Domestic and commercial buildings account for fifty per cent of the UK’s total emissions of the main greenhouse gas, carbon dioxide (CO2). This represented over 275 million tonnes of CO2 in 1993 3,4. The trend for the increasing use of computers and the over-use of air conditioning is a problem. Studies done for the Department of Trade and Industry show that electricity use in buildings is likely to be ten to fifteen per cent higher in the year 2000 than in 1990 5.

These figures are more alarming when urban areas are examined. The commercial sector uses 25 per cent of London’s energy and is responsible for thirty per cent of the capital’s CO2 emissions. In parts of central London commercial energy use is equivalent to an annual consumption of 33,000 tonnes of coal per square kilometre 6.
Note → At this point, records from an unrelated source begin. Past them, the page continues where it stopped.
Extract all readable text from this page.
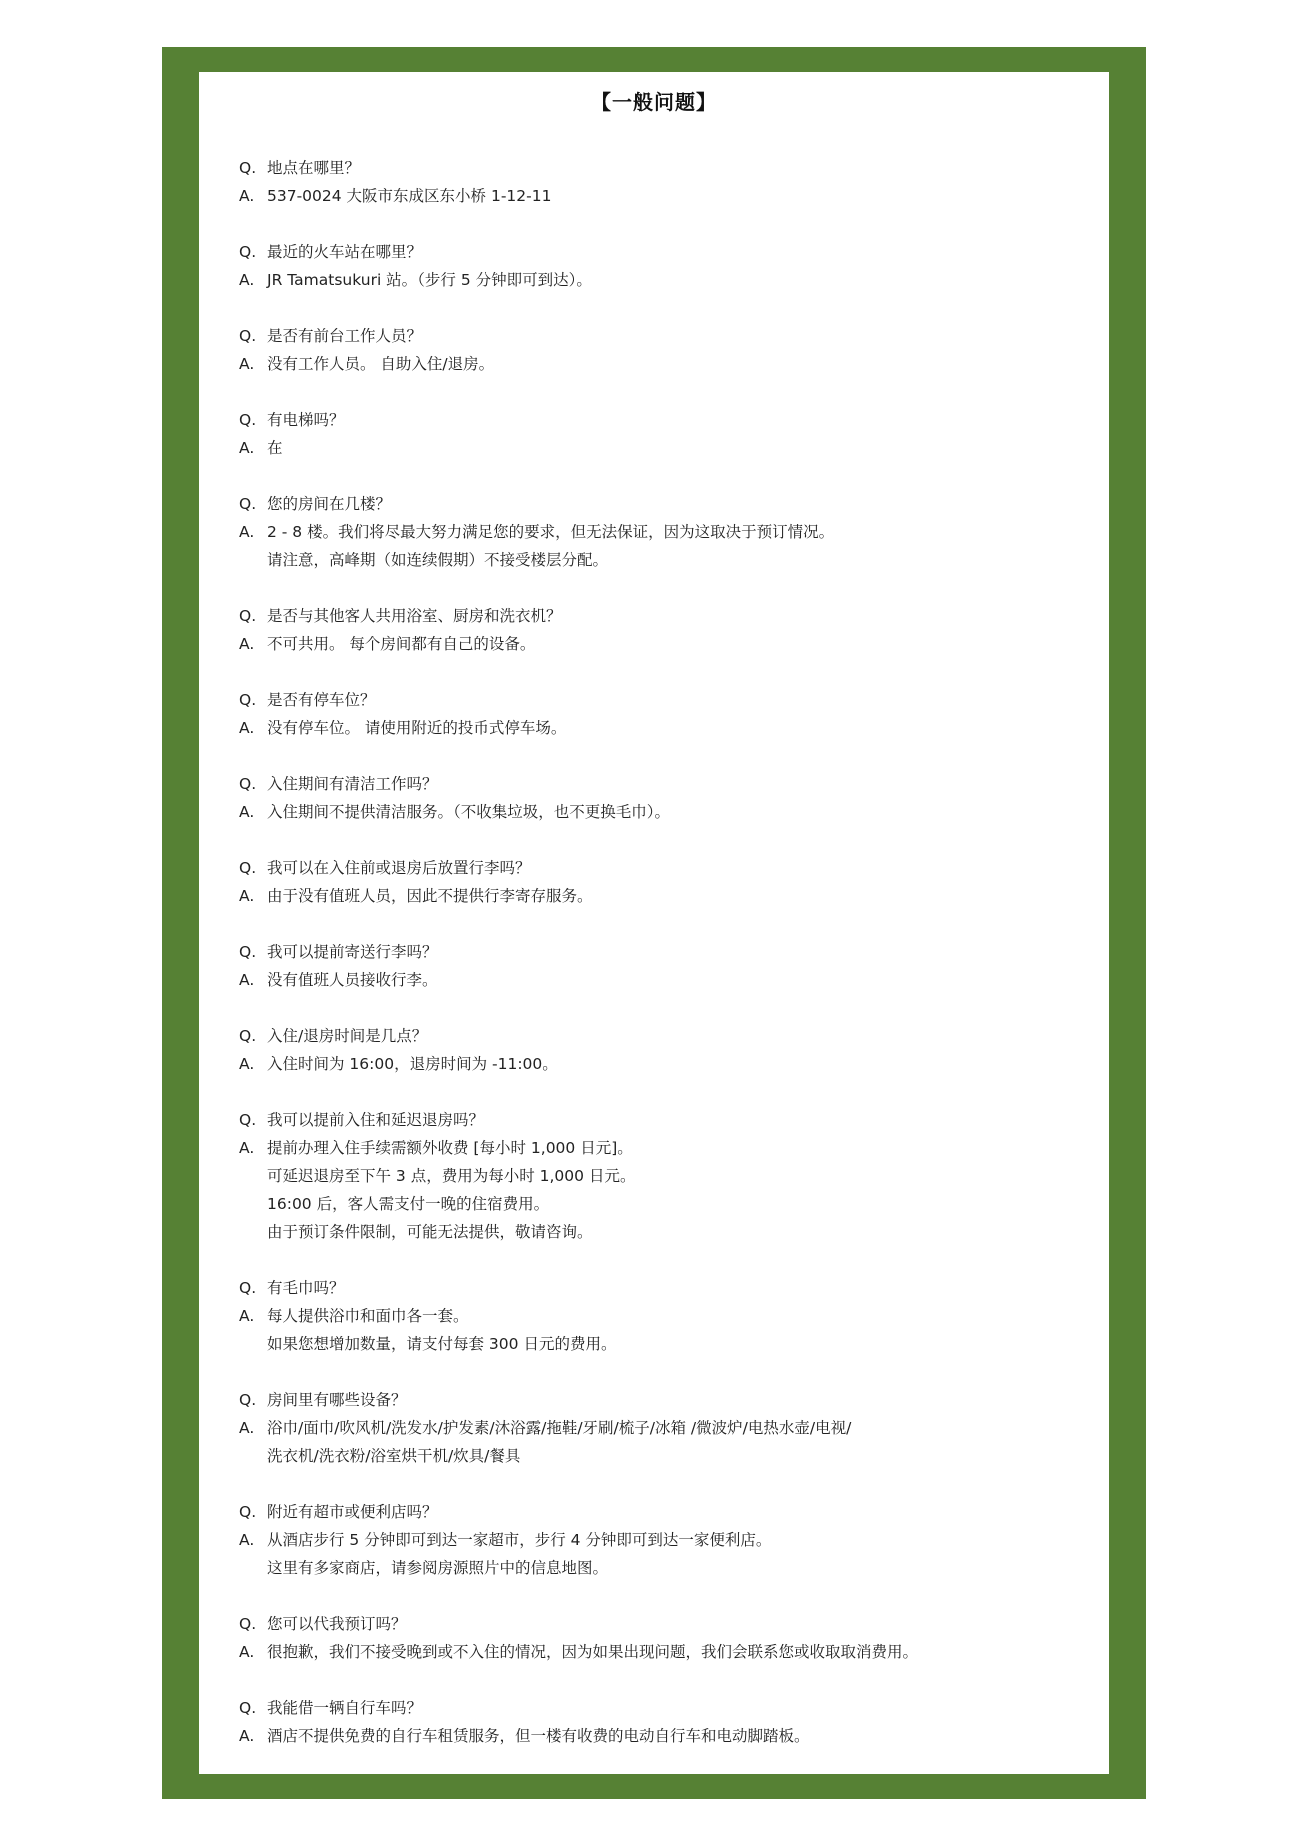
【一般问题】
Q. 地点在哪里？
A. 537-0024 大阪市东成区东小桥 1-12-11
Q. 最近的火车站在哪里？
A. JR Tamatsukuri 站。（步行 5 分钟即可到达）。
Q. 是否有前台工作人员？
A. 没有工作人员。 自助入住/退房。
Q. 有电梯吗？
A. 在
Q. 您的房间在几楼？
A. 2 - 8 楼。我们将尽最大努力满足您的要求，但无法保证，因为这取决于预订情况。
请注意，高峰期（如连续假期）不接受楼层分配。
Q. 是否与其他客人共用浴室、厨房和洗衣机？
A. 不可共用。 每个房间都有自己的设备。
Q. 是否有停车位？
A. 没有停车位。 请使用附近的投币式停车场。
Q. 入住期间有清洁工作吗？
A. 入住期间不提供清洁服务。（不收集垃圾，也不更换毛巾）。
Q. 我可以在入住前或退房后放置行李吗？
A. 由于没有值班人员，因此不提供行李寄存服务。
Q. 我可以提前寄送行李吗？
A. 没有值班人员接收行李。
Q. 入住/退房时间是几点？
A. 入住时间为 16:00，退房时间为 -11:00。
Q. 我可以提前入住和延迟退房吗？
A. 提前办理入住手续需额外收费 [每小时 1,000 日元]。
可延迟退房至下午 3 点，费用为每小时 1,000 日元。
16:00 后，客人需支付一晚的住宿费用。
由于预订条件限制，可能无法提供，敬请咨询。
Q. 有毛巾吗？
A. 每人提供浴巾和面巾各一套。
如果您想增加数量，请支付每套 300 日元的费用。
Q. 房间里有哪些设备？
A. 浴巾/面巾/吹风机/洗发水/护发素/沐浴露/拖鞋/牙刷/梳子/冰箱 /微波炉/电热水壶/电视/
洗衣机/洗衣粉/浴室烘干机/炊具/餐具
Q. 附近有超市或便利店吗？
A. 从酒店步行 5 分钟即可到达一家超市，步行 4 分钟即可到达一家便利店。
这里有多家商店，请参阅房源照片中的信息地图。
Q. 您可以代我预订吗？
A. 很抱歉，我们不接受晚到或不入住的情况，因为如果出现问题，我们会联系您或收取取消费用。
Q. 我能借一辆自行车吗？
A. 酒店不提供免费的自行车租赁服务，但一楼有收费的电动自行车和电动脚踏板。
The desire to reduce the impacts of such intense energy use has led many architects and building developers to use a variety of energy efficient building techniques such as the incorporation of passive solar design and natural ventilation. The trend for greener buildings is increasing, and 25 per cent of new buildings7 are classified under the BREEAM environmental rating.

As the only electricity generating renewable technology that can be deployed directly in the urban environment, solar photovoltaic power offers architects and the building industry an opportunity to go one stage further in the design of low energy buildings by using solar energy to create a supply of clean, climate-friendly electricity. Every square metre of solar photovoltaics installed on a building in the UK will, in its lifetime, displace one tonne of carbon dioxide.